38. It is obvious therefore that he totally ignored the rules for calculating the standard rent. He did not consider whether any of the provisions of the Act applies for computation of standard rent. He assumed that Schedule 'A' applies and goes straight to Rule 4 which is not a rule meant for computing the standard rent at all. He then turns from Rule 4 to nothing at all except perhaps what he considers as a reasonable method, and makes a computation without even thinking as to whether it was necessary or possible to determine the rent paid on 1-12-1941 or an approximate and reasonable rent paid on that date or as to whether any of the other sub-rules of Section 9 applied to the case. No attempt whatsoever was made to find out the basic rent.

Apart from the defects mentioned above, the computation is wrong on the face of it. A comparison is made with the standard rent of a tenant occupying only a portion of premises No. 220 Lower Circular Road, in order to find out the standard rent of Messrs. Hind Estates Ltd. with regard to the entire premises No. 220/1 Lower Circular Road, (consisting partly of residential and partly of non-residential tenancies) which is clearly wrong. It is therefore mystifying, how the Rent Controller ever came to the figure of RS. 94-2-0. He then added to it 6 1/4 per cent, and came to the round figure of Rs. 100. This figure is based on no principles or rules and is clearly incorrect.

Learned Advocate appearing for the respondents did not attempt to justify the method of calculation by reference to the Act but said this kind of calculation is invariably made by the Rent Controller in computing standard rent. If so, this is an amazing state of affairs. If any principle is well settled, it is this that where the rent on the prescribed date could be ascertained, it was not permissible to take into account the standard rents of similar houses in the neighbourhood. In Chamberlain v. Farr, (1942) 2 ALL E. R. 567, Lord Greene M. R. observed as follows:

'Whether it was economic rent or not, it was in fact the rent at which the dwelling house WHTTES let on the relevant date. Once there is sufficient evidence to enable the Court to ascertain that rent, the Court is precluded from having regard to the standard rents of similar dwelling houses in the neighbourhood.'

39. The learned Subordinate Judge who heard the appeal also seems to have no clearer idea of the procedure to be adopted in computing the standard rent. It appears that the lawyer for the respondent argued that the Rent Controller did not take into consideration RULE 4 of Schedule 'A.' This was a surprising argument inasmuch as the Rent Controller started his computation upon that rule and that is one of the primary reasons why he went wrong. The learned Subordinate Judge rightly observed that the Rent Controller did consider RULE 4 of Schedule 'A' but then went on to hold that RULE 4 did not apply because of Section 5 of the Act. He then deducted the 6 1/4 per cent- from Rs. 100 and somehow arrived at Rs. 94-2-0. Apart from the fact that he could not scale down the amount in favour of the sub-tenant in an appeal by Messrs. Hind Estates Ltd. while the sub-tenants themselves did not appeal or make any cross-objection, the results of his calculation are themselves quite inaccurate.
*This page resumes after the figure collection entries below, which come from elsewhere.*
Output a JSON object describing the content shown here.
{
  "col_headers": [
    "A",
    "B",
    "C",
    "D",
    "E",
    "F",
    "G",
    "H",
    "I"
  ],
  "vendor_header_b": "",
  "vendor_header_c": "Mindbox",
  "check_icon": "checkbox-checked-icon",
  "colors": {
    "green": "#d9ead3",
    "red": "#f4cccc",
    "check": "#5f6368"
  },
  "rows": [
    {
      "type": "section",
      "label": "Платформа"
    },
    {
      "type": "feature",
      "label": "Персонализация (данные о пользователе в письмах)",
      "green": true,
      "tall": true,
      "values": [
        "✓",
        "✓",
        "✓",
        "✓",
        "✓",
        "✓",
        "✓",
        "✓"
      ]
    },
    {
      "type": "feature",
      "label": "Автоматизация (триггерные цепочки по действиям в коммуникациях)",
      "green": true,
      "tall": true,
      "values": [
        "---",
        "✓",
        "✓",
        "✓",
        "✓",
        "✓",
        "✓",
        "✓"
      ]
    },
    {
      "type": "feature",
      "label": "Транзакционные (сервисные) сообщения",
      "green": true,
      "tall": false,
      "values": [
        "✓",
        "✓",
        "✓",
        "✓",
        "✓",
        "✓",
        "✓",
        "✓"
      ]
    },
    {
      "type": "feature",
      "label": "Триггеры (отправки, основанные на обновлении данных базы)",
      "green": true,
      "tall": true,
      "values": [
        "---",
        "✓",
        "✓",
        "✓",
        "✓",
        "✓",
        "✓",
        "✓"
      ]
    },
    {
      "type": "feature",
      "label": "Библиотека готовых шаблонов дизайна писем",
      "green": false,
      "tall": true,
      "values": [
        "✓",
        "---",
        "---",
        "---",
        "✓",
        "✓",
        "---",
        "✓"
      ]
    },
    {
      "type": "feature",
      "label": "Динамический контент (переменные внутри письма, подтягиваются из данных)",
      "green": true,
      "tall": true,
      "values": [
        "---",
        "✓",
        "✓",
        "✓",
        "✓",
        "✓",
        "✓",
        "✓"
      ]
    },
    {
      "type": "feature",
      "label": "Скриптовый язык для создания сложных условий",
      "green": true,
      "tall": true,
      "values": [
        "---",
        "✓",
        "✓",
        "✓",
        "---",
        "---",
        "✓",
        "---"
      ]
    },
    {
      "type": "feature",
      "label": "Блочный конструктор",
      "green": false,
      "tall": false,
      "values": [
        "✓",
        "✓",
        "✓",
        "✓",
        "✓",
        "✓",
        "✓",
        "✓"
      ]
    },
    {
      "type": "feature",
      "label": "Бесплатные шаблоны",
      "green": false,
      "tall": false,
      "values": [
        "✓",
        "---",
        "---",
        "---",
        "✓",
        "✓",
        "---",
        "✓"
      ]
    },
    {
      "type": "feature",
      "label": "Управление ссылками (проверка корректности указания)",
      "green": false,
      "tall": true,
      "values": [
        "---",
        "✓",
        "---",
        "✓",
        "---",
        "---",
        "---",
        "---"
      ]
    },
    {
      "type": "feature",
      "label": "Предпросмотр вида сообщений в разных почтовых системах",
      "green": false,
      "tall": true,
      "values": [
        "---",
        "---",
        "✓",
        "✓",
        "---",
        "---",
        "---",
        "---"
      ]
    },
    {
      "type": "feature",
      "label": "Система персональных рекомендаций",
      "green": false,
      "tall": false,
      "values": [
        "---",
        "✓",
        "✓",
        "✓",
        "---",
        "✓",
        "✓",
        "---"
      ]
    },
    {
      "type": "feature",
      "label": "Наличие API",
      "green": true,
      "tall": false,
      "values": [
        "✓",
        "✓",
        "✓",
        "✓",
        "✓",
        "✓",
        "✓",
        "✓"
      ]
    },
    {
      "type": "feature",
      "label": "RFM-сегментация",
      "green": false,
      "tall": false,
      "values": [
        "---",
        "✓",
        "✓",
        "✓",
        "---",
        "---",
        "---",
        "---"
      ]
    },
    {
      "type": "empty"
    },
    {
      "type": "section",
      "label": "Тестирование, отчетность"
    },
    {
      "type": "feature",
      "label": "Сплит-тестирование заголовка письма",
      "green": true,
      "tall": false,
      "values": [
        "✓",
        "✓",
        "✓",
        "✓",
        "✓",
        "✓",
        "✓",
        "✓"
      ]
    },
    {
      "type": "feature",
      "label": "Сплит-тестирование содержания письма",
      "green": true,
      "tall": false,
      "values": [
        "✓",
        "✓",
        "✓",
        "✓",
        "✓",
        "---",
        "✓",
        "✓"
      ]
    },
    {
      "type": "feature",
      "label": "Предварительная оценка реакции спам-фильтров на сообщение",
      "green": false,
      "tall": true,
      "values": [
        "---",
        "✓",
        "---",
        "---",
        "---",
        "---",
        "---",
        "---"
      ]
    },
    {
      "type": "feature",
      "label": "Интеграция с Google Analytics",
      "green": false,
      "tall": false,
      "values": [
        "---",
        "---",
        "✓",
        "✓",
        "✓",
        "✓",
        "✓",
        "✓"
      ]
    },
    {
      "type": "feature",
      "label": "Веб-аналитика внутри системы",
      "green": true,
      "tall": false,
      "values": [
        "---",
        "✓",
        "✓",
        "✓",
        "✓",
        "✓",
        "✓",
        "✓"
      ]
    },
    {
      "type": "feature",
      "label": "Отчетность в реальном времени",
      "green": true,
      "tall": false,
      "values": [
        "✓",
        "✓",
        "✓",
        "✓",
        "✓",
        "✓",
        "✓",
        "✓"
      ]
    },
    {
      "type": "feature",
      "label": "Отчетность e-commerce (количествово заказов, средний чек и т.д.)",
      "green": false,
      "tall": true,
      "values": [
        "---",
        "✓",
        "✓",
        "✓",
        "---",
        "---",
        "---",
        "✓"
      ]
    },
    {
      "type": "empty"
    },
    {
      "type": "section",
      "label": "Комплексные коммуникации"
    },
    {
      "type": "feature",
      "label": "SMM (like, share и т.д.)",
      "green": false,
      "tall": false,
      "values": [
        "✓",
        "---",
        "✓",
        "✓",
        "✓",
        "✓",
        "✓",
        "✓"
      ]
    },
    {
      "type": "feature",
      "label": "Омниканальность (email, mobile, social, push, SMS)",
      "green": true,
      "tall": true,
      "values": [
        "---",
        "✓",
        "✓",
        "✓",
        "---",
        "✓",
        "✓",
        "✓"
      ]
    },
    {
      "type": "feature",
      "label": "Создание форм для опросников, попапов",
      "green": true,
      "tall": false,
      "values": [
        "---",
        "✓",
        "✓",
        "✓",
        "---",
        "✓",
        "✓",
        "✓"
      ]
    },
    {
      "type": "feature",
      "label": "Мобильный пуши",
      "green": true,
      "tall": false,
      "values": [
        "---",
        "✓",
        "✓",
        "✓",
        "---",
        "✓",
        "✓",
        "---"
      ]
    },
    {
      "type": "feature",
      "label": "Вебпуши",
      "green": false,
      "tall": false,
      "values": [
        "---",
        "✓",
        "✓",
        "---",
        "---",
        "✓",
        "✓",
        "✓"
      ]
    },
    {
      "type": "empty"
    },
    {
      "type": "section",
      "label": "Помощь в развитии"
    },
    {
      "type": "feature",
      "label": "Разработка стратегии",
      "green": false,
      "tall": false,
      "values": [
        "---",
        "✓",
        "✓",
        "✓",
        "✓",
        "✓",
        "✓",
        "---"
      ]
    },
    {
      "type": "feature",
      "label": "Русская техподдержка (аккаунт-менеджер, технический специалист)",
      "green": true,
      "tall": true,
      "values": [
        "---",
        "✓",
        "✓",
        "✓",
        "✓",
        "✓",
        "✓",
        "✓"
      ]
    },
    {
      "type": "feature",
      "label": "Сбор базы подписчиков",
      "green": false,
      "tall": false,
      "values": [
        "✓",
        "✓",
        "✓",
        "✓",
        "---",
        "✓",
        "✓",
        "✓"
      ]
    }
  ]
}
The learned Judge also failed to approach the question according to the rules prescribed. As the lease was never produced, far less proved, the learned Judge was not in a position to decide whether Section 5 at all applied or not. Until the lease is proved, there is no reason why Rule 4 should not apply, because the question of Section 5 does not arise at all. It is therefore not necessary in this case to decide the point whether Section 5 applies to the lease in question and if no provision of the Act applies to it, then whether a standard rent of the whole demise can ever be calculated either under Rule 4 of Schedule 'A' or Section 9 (1) (g).

40. In the premises, the conclusions arrived at by the Rent Controller as well as the learned Subordinate Judge are clearly wrong and must be set aside. I agree with the order made by my Lord, including the matter of costs.